Unsere Stadt ist im Aufbruch. Bauarbeiten, Absperrungen und Baugeräte prägen oftmals die Szenerie: Aktuell am Bahnhofplatz und an der Alleestrasse, beim ehemaligen Hydrel-Areal, bald in der unteren Bahnhofstrasse, an der Reckholdernstrasse sowie an der Kreuzlingerstrasse und bei der Huebzelg.
Dies markiert den Beginn von Neuem und von Vorhaben, die lange nur auf Papier oder in Köpfen existierten. Nun werden sie Realität. Eine Transformation, die das Stadtbild verändern wird.
Bauten sollen sich mit Respekt einfügen
Dies führt uns zu einer Kernfrage, die mich als Stadtpräsident und Einwohner bewegt: Wie finden wir das richtige Mass zwischen Bewahren und Erneuern?
Mit der Aufwertung des Bahnhofplatzes, der Entwicklung der unteren Bahnhofstrasse und dem künftigen Stadthaus+ nahe an der Alleestrasse mit Handel und Läden entstehen neue Impulse. Doch Erneuerung darf kein Selbstzweck sein. Wenn wir Altes durch Neues ersetzen, müssen wir uns fragen: Wo genau steckt die DNA unserer Stadt? Welche Gebäude, welche Strassen, welche Eigenheiten gehören zu Romanshorn? Selbstverständlich ist das Wasser ein zentrales Element der Hafenstadt.
Aber auch unsere Geschichte als bedeutender Verkehrsknotenpunkt und die markanten Sichtachsen prägen Romanshorn. Bewahren bedeutet jedoch keinesfalls das starre Festhalten an jeder baufälligen Fassade. Es bedeutet vielmehr, den Geist des Ortes in die Moderne zu überführen. Ein Neubau ist dann gelungen, wenn er die Geschichte unserer Stadt respektvoll weiterschreibt.
Das Romis von morgen beginnt heute
Es geht nicht um eine "Früher war alles besser"-Haltung, sondern darum, sich auf die Herausforderungen von morgen einzustellen. Das Gewerbe im Zentrum, auch wenn dieses städtebaulich attraktiver wird, wird weiter vor Herausforderungen stehen. Entscheidend wird sein, ob Sie, liebe Romishornerinnen und Romishorner, das Zentrum auch nutzen.

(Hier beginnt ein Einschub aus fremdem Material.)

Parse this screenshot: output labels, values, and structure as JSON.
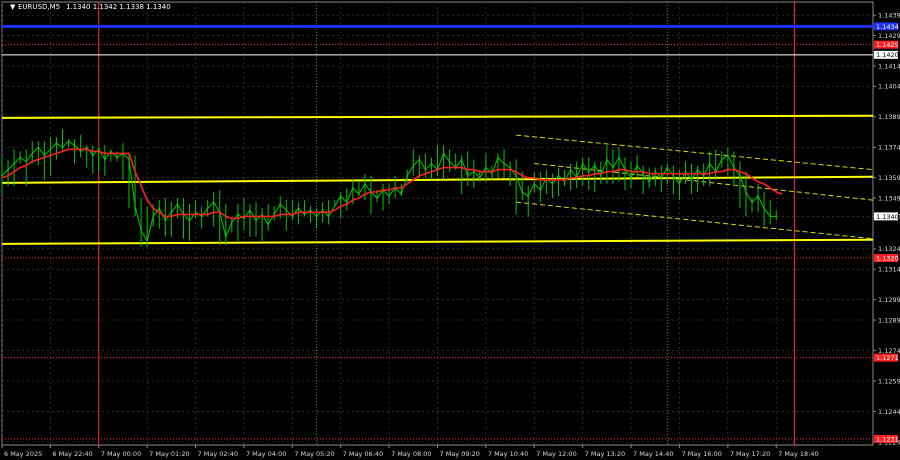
{
  "header": {
    "symbol": "EURUSD,M5",
    "quote": "1.1340 1.1342 1.1338 1.1340"
  },
  "chart_data": {
    "type": "line",
    "title": "EURUSD,M5 1.1340 1.1342 1.1338 1.1340",
    "ylim": [
      1.12275,
      1.14455
    ],
    "xlim": [
      0,
      144
    ],
    "grid": true,
    "y_ticks": [
      "1.1439",
      "1.1429",
      "1.1414",
      "1.1404",
      "1.1389",
      "1.1374",
      "1.1359",
      "1.1349",
      "1.1340",
      "1.1324",
      "1.1314",
      "1.1299",
      "1.1289",
      "1.1274",
      "1.1259",
      "1.1244",
      "1.1229"
    ],
    "x_ticks": [
      {
        "i": 0,
        "label": "6 May 2025"
      },
      {
        "i": 8,
        "label": "6 May 22:40"
      },
      {
        "i": 16,
        "label": "7 May 00:00"
      },
      {
        "i": 24,
        "label": "7 May 01:20"
      },
      {
        "i": 32,
        "label": "7 May 02:40"
      },
      {
        "i": 40,
        "label": "7 May 04:00"
      },
      {
        "i": 48,
        "label": "7 May 05:20"
      },
      {
        "i": 56,
        "label": "7 May 06:40"
      },
      {
        "i": 64,
        "label": "7 May 08:00"
      },
      {
        "i": 72,
        "label": "7 May 09:20"
      },
      {
        "i": 80,
        "label": "7 May 10:40"
      },
      {
        "i": 88,
        "label": "7 May 12:00"
      },
      {
        "i": 96,
        "label": "7 May 13:20"
      },
      {
        "i": 104,
        "label": "7 May 14:40"
      },
      {
        "i": 112,
        "label": "7 May 16:00"
      },
      {
        "i": 120,
        "label": "7 May 17:20"
      },
      {
        "i": 128,
        "label": "7 May 18:40"
      }
    ],
    "price_series": {
      "name": "EURUSD,M5",
      "color": "#00c800",
      "values": [
        1.136,
        1.1363,
        1.1366,
        1.1369,
        1.1367,
        1.1371,
        1.1374,
        1.137,
        1.1373,
        1.1376,
        1.1374,
        1.1377,
        1.1375,
        1.1372,
        1.1374,
        1.137,
        1.1373,
        1.1368,
        1.1372,
        1.1369,
        1.1371,
        1.1368,
        1.1345,
        1.1333,
        1.1328,
        1.134,
        1.1344,
        1.1338,
        1.1342,
        1.1346,
        1.1341,
        1.1338,
        1.1342,
        1.134,
        1.1344,
        1.1347,
        1.1342,
        1.133,
        1.1337,
        1.1341,
        1.1339,
        1.1343,
        1.1338,
        1.1341,
        1.1336,
        1.1341,
        1.1346,
        1.1343,
        1.134,
        1.1344,
        1.1341,
        1.1343,
        1.134,
        1.1343,
        1.134,
        1.1345,
        1.135,
        1.1347,
        1.1354,
        1.1351,
        1.1356,
        1.1352,
        1.1349,
        1.1353,
        1.135,
        1.1354,
        1.1351,
        1.136,
        1.1365,
        1.1368,
        1.1363,
        1.1366,
        1.1363,
        1.1371,
        1.1367,
        1.1364,
        1.1368,
        1.136,
        1.1362,
        1.1359,
        1.1364,
        1.1361,
        1.1369,
        1.1366,
        1.1364,
        1.136,
        1.1352,
        1.135,
        1.1356,
        1.1353,
        1.1359,
        1.1356,
        1.136,
        1.1357,
        1.1363,
        1.1359,
        1.1366,
        1.1362,
        1.1365,
        1.136,
        1.1368,
        1.1364,
        1.1369,
        1.1363,
        1.1359,
        1.1365,
        1.1361,
        1.1357,
        1.1362,
        1.1359,
        1.1364,
        1.136,
        1.1356,
        1.1362,
        1.1358,
        1.1363,
        1.136,
        1.1366,
        1.1362,
        1.1368,
        1.137,
        1.1364,
        1.136,
        1.1352,
        1.1347,
        1.135,
        1.1344,
        1.134,
        1.134
      ],
      "min_values": [
        1.1351,
        1.1355,
        1.1355,
        1.1366,
        1.1355,
        1.1366,
        1.1365,
        1.1358,
        1.136,
        1.1368,
        1.1372,
        1.1374,
        1.1366,
        1.1369,
        1.1364,
        1.1361,
        1.1362,
        1.136,
        1.1367,
        1.1367,
        1.1358,
        1.1344,
        1.134,
        1.1325,
        1.1325,
        1.1335,
        1.1334,
        1.133,
        1.133,
        1.1339,
        1.1329,
        1.1328,
        1.1339,
        1.1334,
        1.134,
        1.1335,
        1.1326,
        1.1326,
        1.1332,
        1.1328,
        1.1333,
        1.133,
        1.133,
        1.1328,
        1.1333,
        1.1338,
        1.1339,
        1.1333,
        1.1338,
        1.1336,
        1.134,
        1.1337,
        1.1334,
        1.1337,
        1.1336,
        1.1346,
        1.1339,
        1.1343,
        1.1346,
        1.135,
        1.1348,
        1.1341,
        1.1347,
        1.1343,
        1.1346,
        1.1349,
        1.135,
        1.1357,
        1.136,
        1.1359,
        1.1359,
        1.1358,
        1.136,
        1.1358,
        1.1362,
        1.1363,
        1.1351,
        1.1355,
        1.1354,
        1.1357,
        1.1357,
        1.1358,
        1.1359,
        1.1359,
        1.1355,
        1.1341,
        1.1348,
        1.134,
        1.1352,
        1.1347,
        1.1351,
        1.1349,
        1.135,
        1.1355,
        1.1353,
        1.1354,
        1.1355,
        1.1353,
        1.1352,
        1.1356,
        1.1356,
        1.1356,
        1.1357,
        1.1353,
        1.1354,
        1.1359,
        1.1351,
        1.1354,
        1.1355,
        1.1352,
        1.1356,
        1.1351,
        1.1348,
        1.1356,
        1.1351,
        1.1352,
        1.1355,
        1.1355,
        1.1358,
        1.1364,
        1.136,
        1.1356,
        1.1344,
        1.134,
        1.1342,
        1.1342,
        1.1335,
        1.1336,
        1.1338,
        1.1338
      ],
      "max_values": [
        1.1369,
        1.1368,
        1.1373,
        1.1372,
        1.1373,
        1.1377,
        1.1377,
        1.1377,
        1.1379,
        1.1379,
        1.1383,
        1.1378,
        1.1378,
        1.138,
        1.1375,
        1.1375,
        1.1374,
        1.1375,
        1.1373,
        1.1372,
        1.1376,
        1.1371,
        1.137,
        1.1349,
        1.1345,
        1.1346,
        1.1348,
        1.1349,
        1.1347,
        1.1349,
        1.1349,
        1.1346,
        1.1348,
        1.1345,
        1.1348,
        1.1352,
        1.1353,
        1.1346,
        1.1339,
        1.1346,
        1.1349,
        1.1346,
        1.1347,
        1.1344,
        1.1346,
        1.1345,
        1.135,
        1.1348,
        1.1348,
        1.1347,
        1.1348,
        1.1345,
        1.1344,
        1.1347,
        1.1348,
        1.1348,
        1.1352,
        1.1354,
        1.1358,
        1.1357,
        1.1361,
        1.136,
        1.1353,
        1.1356,
        1.1356,
        1.136,
        1.1356,
        1.1363,
        1.1373,
        1.137,
        1.1371,
        1.1369,
        1.1375,
        1.1375,
        1.1373,
        1.1371,
        1.137,
        1.1372,
        1.1368,
        1.1363,
        1.1371,
        1.1365,
        1.1371,
        1.1373,
        1.1367,
        1.1368,
        1.1362,
        1.1355,
        1.1362,
        1.1362,
        1.1363,
        1.1361,
        1.1364,
        1.1363,
        1.1366,
        1.1367,
        1.1369,
        1.1369,
        1.1367,
        1.1367,
        1.1375,
        1.1373,
        1.1374,
        1.1369,
        1.1367,
        1.137,
        1.1365,
        1.1364,
        1.1364,
        1.1365,
        1.1366,
        1.1365,
        1.1363,
        1.1367,
        1.1366,
        1.1365,
        1.1366,
        1.1372,
        1.1373,
        1.1372,
        1.1374,
        1.1372,
        1.1367,
        1.1362,
        1.1349,
        1.1356,
        1.1352,
        1.1348,
        1.1343,
        1.1343
      ]
    },
    "moving_average": {
      "color": "#ff2020",
      "values": [
        1.1359,
        1.136,
        1.1362,
        1.1364,
        1.1365,
        1.1367,
        1.1368,
        1.1369,
        1.137,
        1.1371,
        1.1372,
        1.1373,
        1.1373,
        1.1373,
        1.1373,
        1.1372,
        1.1372,
        1.1371,
        1.1371,
        1.1371,
        1.1371,
        1.1371,
        1.1362,
        1.1355,
        1.1348,
        1.1344,
        1.1342,
        1.134,
        1.134,
        1.1341,
        1.1341,
        1.1341,
        1.1341,
        1.1341,
        1.1341,
        1.1342,
        1.1342,
        1.134,
        1.1339,
        1.1339,
        1.134,
        1.134,
        1.134,
        1.134,
        1.134,
        1.134,
        1.1341,
        1.1341,
        1.1341,
        1.1342,
        1.1342,
        1.1342,
        1.1342,
        1.1342,
        1.1342,
        1.1343,
        1.1345,
        1.1346,
        1.1348,
        1.1349,
        1.1351,
        1.1352,
        1.1352,
        1.1353,
        1.1353,
        1.1354,
        1.1354,
        1.1356,
        1.1358,
        1.136,
        1.1361,
        1.1362,
        1.1363,
        1.1364,
        1.1364,
        1.1364,
        1.1364,
        1.1363,
        1.1363,
        1.1362,
        1.1362,
        1.1362,
        1.1363,
        1.1363,
        1.1363,
        1.1362,
        1.136,
        1.1359,
        1.1359,
        1.1358,
        1.1358,
        1.1358,
        1.1358,
        1.1358,
        1.1359,
        1.1359,
        1.136,
        1.136,
        1.1361,
        1.1361,
        1.1362,
        1.1362,
        1.1363,
        1.1363,
        1.1362,
        1.1362,
        1.1362,
        1.1361,
        1.1361,
        1.1361,
        1.1361,
        1.1361,
        1.1361,
        1.1361,
        1.1361,
        1.1361,
        1.1361,
        1.1361,
        1.1362,
        1.1362,
        1.1363,
        1.1363,
        1.1362,
        1.1361,
        1.1359,
        1.1357,
        1.1356,
        1.1354,
        1.1352,
        1.1351
      ]
    },
    "horizontal_lines": [
      {
        "name": "blue-level-line",
        "y": 1.14335,
        "color": "#1e32ff",
        "width": 3,
        "style": "solid"
      },
      {
        "name": "red-level-line",
        "y": 1.14245,
        "color": "#ff3030",
        "width": 1,
        "style": "dotted"
      },
      {
        "name": "white-level-line",
        "y": 1.14195,
        "color": "#ffffff",
        "width": 1,
        "style": "solid"
      },
      {
        "name": "red-level-line",
        "y": 1.13195,
        "color": "#ff3030",
        "width": 1,
        "style": "dotted"
      },
      {
        "name": "red-level-line",
        "y": 1.12705,
        "color": "#ff3030",
        "width": 1,
        "style": "dotted"
      },
      {
        "name": "red-level-line",
        "y": 1.12305,
        "color": "#ff3030",
        "width": 1,
        "style": "dotted"
      }
    ],
    "trend_lines": [
      {
        "name": "yellow-channel-top",
        "from": [
          0,
          1.13885
        ],
        "to": [
          144,
          1.13895
        ],
        "color": "#ffff00",
        "width": 2,
        "style": "solid"
      },
      {
        "name": "yellow-channel-middle",
        "from": [
          0,
          1.13565
        ],
        "to": [
          144,
          1.13595
        ],
        "color": "#ffff00",
        "width": 2,
        "style": "solid"
      },
      {
        "name": "yellow-channel-bottom",
        "from": [
          0,
          1.13265
        ],
        "to": [
          144,
          1.13285
        ],
        "color": "#ffff00",
        "width": 2,
        "style": "solid"
      },
      {
        "name": "dashed-trend-upper",
        "from": [
          85,
          1.138
        ],
        "to": [
          144,
          1.1363
        ],
        "color": "#dcdc00",
        "width": 1,
        "style": "dashed"
      },
      {
        "name": "dashed-trend-middle",
        "from": [
          88,
          1.1366
        ],
        "to": [
          144,
          1.1348
        ],
        "color": "#dcdc00",
        "width": 1,
        "style": "dashed"
      },
      {
        "name": "dashed-trend-lower",
        "from": [
          85,
          1.1347
        ],
        "to": [
          144,
          1.1329
        ],
        "color": "#dcdc00",
        "width": 1,
        "style": "dashed"
      }
    ],
    "vertical_lines": [
      {
        "name": "red-session-line",
        "x": 16,
        "color": "#ff3030",
        "style": "solid"
      },
      {
        "name": "red-session-line",
        "x": 131,
        "color": "#ff3030",
        "style": "solid"
      },
      {
        "name": "green-session-line",
        "x": 52,
        "color": "#2aa02a",
        "style": "dotted"
      },
      {
        "name": "green-session-line",
        "x": 110,
        "color": "#2aa02a",
        "style": "dotted"
      }
    ],
    "price_tags": [
      {
        "name": "price-tag-1.1434",
        "y": 1.14335,
        "text": "1.1434",
        "bg": "#1e32ff",
        "fg": "#ffffff"
      },
      {
        "name": "price-tag-1.1425",
        "y": 1.14245,
        "text": "1.1425",
        "bg": "#ff2020",
        "fg": "#ffffff"
      },
      {
        "name": "price-tag-1.1420",
        "y": 1.14195,
        "text": "1.1420",
        "bg": "#ffffff",
        "fg": "#000000"
      },
      {
        "name": "price-tag-current",
        "y": 1.134,
        "text": "1.1340",
        "bg": "#ffffff",
        "fg": "#000000"
      },
      {
        "name": "price-tag-1.1320",
        "y": 1.13195,
        "text": "1.1320",
        "bg": "#ff2020",
        "fg": "#ffffff"
      },
      {
        "name": "price-tag-1.1271",
        "y": 1.12705,
        "text": "1.1271",
        "bg": "#ff2020",
        "fg": "#ffffff"
      },
      {
        "name": "price-tag-1.1231",
        "y": 1.12305,
        "text": "1.1231",
        "bg": "#ff2020",
        "fg": "#ffffff"
      }
    ]
  }
}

Dies entscheidet über die Zukunft der Detaillistinnen und Detaillisten. Wir als Stadt können nur Anreize setzen. Und das tun wir.
Identität wird nicht alleine aus Beton, Stahl und Glas geformt. Das ist die Hardware, und sie ist wichtig. Viel entscheidender aber ist das soziale Gefüge dazwischen. Romanshorn wächst dynamisch. Damit dieses Wachstum organisch gelingt, müssen wir uns das "Dörfliche" im besten Sinn bewahren. Traditionen und Werte sind der unsichtbare Kitt unserer Gesellschaft. Eine gute Nachbarschaft, das Grüssen auf der Strasse, Offenheit gegenüber dem Nächsten und die Berücksichtigung lokaler Gewerbetreibender – das sind Qualitäten, die wir pflegen müssen.
Urban wachsen, menschlich bleiben
Integration und Zusammenhalt entstehen nicht durch Verordnungen, sondern durch gelebte Alltagskultur. Wir müssen Räume schaffen, in denen echte Begegnung möglich sind. Nicht mehr lange, und Romanshorn zählt 12'000 Einwohnende. Das birgt die Gefahr wachsender Anonymität – doch wir können gegensteuern und Vertrautheit wachsen lassen. Es liegt an uns allen, dafür zu sorgen, dass unsere Stadt trotz urbaner Entwicklung ein Ort mit Herz und sozialer Nahbarkeit bleibt.
Miteinander im Wandel
Lassen Sie uns diesen Weg des Wandels gemeinsam gehen. Mit Mut zur Veränderung dort, wo sie uns als Stadt weiterbringt, und mit Beharrlichkeit beim Bewahren dessen, was uns als Gemeinschaft im Kern ausmacht.